Much of the following information is found in the book “Ideas: A history from Fire to Freud” by Peter Watson. This is an extremely interesting, readable and informative book, especially for those looking for origin of ideas and concepts.
Some anthropologists are of the opinion that ‘God-concept’ originated in man’s dilemma of mortality. Aided by the tool of rationality, unlike animals which live by instinct, humans came to the realization that one day they are going to die. What made death all the more terrifying was that it could befall us any time. To overcome the chronic anxiety of death at any instant, humans developed animism as a coping mechanism. In this belief system a soul/spirit exists in every object including inanimate things. The spirit was therefore thought to be universal and it came to signify God. So there was not One God, but everything was God. This was a kind of formless God. With the development of agriculture, fertility (both in humans and crops) was of paramount importance. So there developed the concept of Mother Goddess in the shape of a naked and pregnant woman, since woman was the source of life. She is flanked by her male partner the Bull. The Bull symbolizes the male principle as well as the fact that the forces of nature are not easy to control. God’s transformation from female to male came later.
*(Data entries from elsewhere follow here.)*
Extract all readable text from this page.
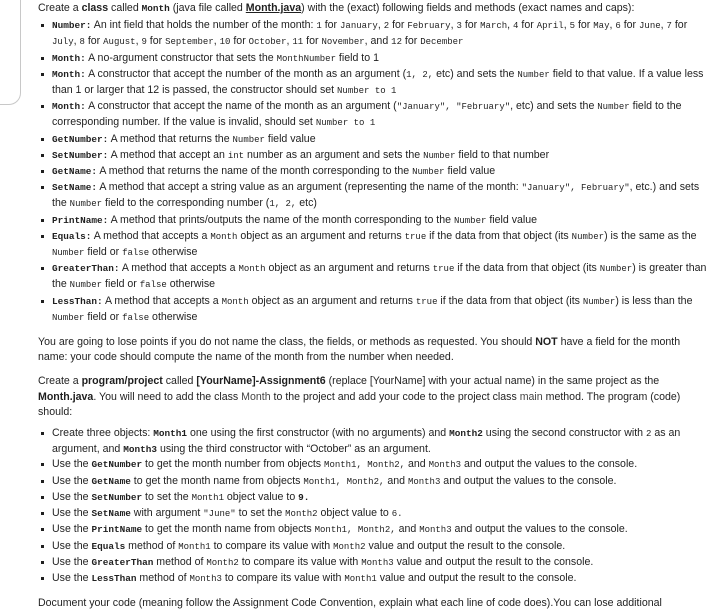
Create a class called Month (java file called Month.java) with the (exact) following fields and methods (exact names and caps):

Number: An int field that holds the number of the month: 1 for January, 2 for February, 3 for March, 4 for April, 5 for May, 6 for June, 7 for July, 8 for August, 9 for September, 10 for October, 11 for November, and 12 for December
Month: A no-argument constructor that sets the MonthNumber field to 1
Month: A constructor that accept the number of the month as an argument (1, 2, etc) and sets the Number field to that value. If a value less than 1 or larger that 12 is passed, the constructor should set Number to 1
Month: A constructor that accept the name of the month as an argument ("January", "February", etc) and sets the Number field to the corresponding number. If the value is invalid, should set Number to 1
GetNumber: A method that returns the Number field value
SetNumber: A method that accept an int number as an argument and sets the Number field to that number
GetName: A method that returns the name of the month corresponding to the Number field value
SetName: A method that accept a string value as an argument (representing the name of the month: "January", February", etc.) and sets the Number field to the corresponding number (1, 2, etc)
PrintName: A method that prints/outputs the name of the month corresponding to the Number field value
Equals: A method that accepts a Month object as an argument and returns true if the data from that object (its Number) is the same as the Number field or false otherwise
GreaterThan: A method that accepts a Month object as an argument and returns true if the data from that object (its Number) is greater than the Number field or false otherwise
LessThan: A method that accepts a Month object as an argument and returns true if the data from that object (its Number) is less than the Number field or false otherwise

You are going to lose points if you do not name the class, the fields, or methods as requested. You should NOT have a field for the month name: your code should compute the name of the month from the number when needed.

Create a program/project called [YourName]-Assignment6 (replace [YourName] with your actual name) in the same project as the Month.java. You will need to add the class Month to the project and add your code to the project class main method. The program (code) should:

Create three objects: Month1 one using the first constructor (with no arguments) and Month2 using the second constructor with 2 as an argument, and Month3 using the third constructor with “October” as an argument.
Use the GetNumber to get the month number from objects Month1, Month2, and Month3 and output the values to the console.
Use the GetName to get the month name from objects Month1, Month2, and Month3 and output the values to the console.
Use the SetNumber to set the Month1 object value to 9.
Use the SetName with argument "June" to set the Month2 object value to 6.
Use the PrintName to get the month name from objects Month1, Month2, and Month3 and output the values to the console.
Use the Equals method of Month1 to compare its value with Month2 value and output the result to the console.
Use the GreaterThan method of Month2 to compare its value with Month3 value and output the result to the console.
Use the LessThan method of Month3 to compare its value with Month1 value and output the result to the console.

Document your code (meaning follow the Assignment Code Convention, explain what each line of code does).You can lose additional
In nomadic pastoral civilizations, God was found not on Earth, but up above in the Sky. This was a Male God whose voice was thunder and whose anger was expressed through lightning. He was the Sky God who made rain for grass to grow for the cattle. The main sky gods were the sun and the moon. It is interesting to note that although very many different types of religions existed in ancient times, they can all be reduced to possess some distinctive core elements: a belief in the Great Goddess, the Bull, the Sky Gods, the need for sacrifices, in an afterlife, and in a soul that survives death and goes either to a place of suffering or to a place of joy depending on how one lived life here on earth.
The situation changed during the period 750 – 350 BC. According to Karl Jaspers, the German philosopher, most of world’s great faiths came into being during this period. Many leading philosophers and prophets appeared at this time: Confucius, Lao-tse, Buddha, Zarathustra, Elijah, Isaiah, Jeremiah, Homer, Parmenides, Heraclites, Plato, Archimedes etc. Philosophical possibilities like skepticism, materialism, nihilism, sophism were developed. Religious treaties such as the Upanishads also appeared.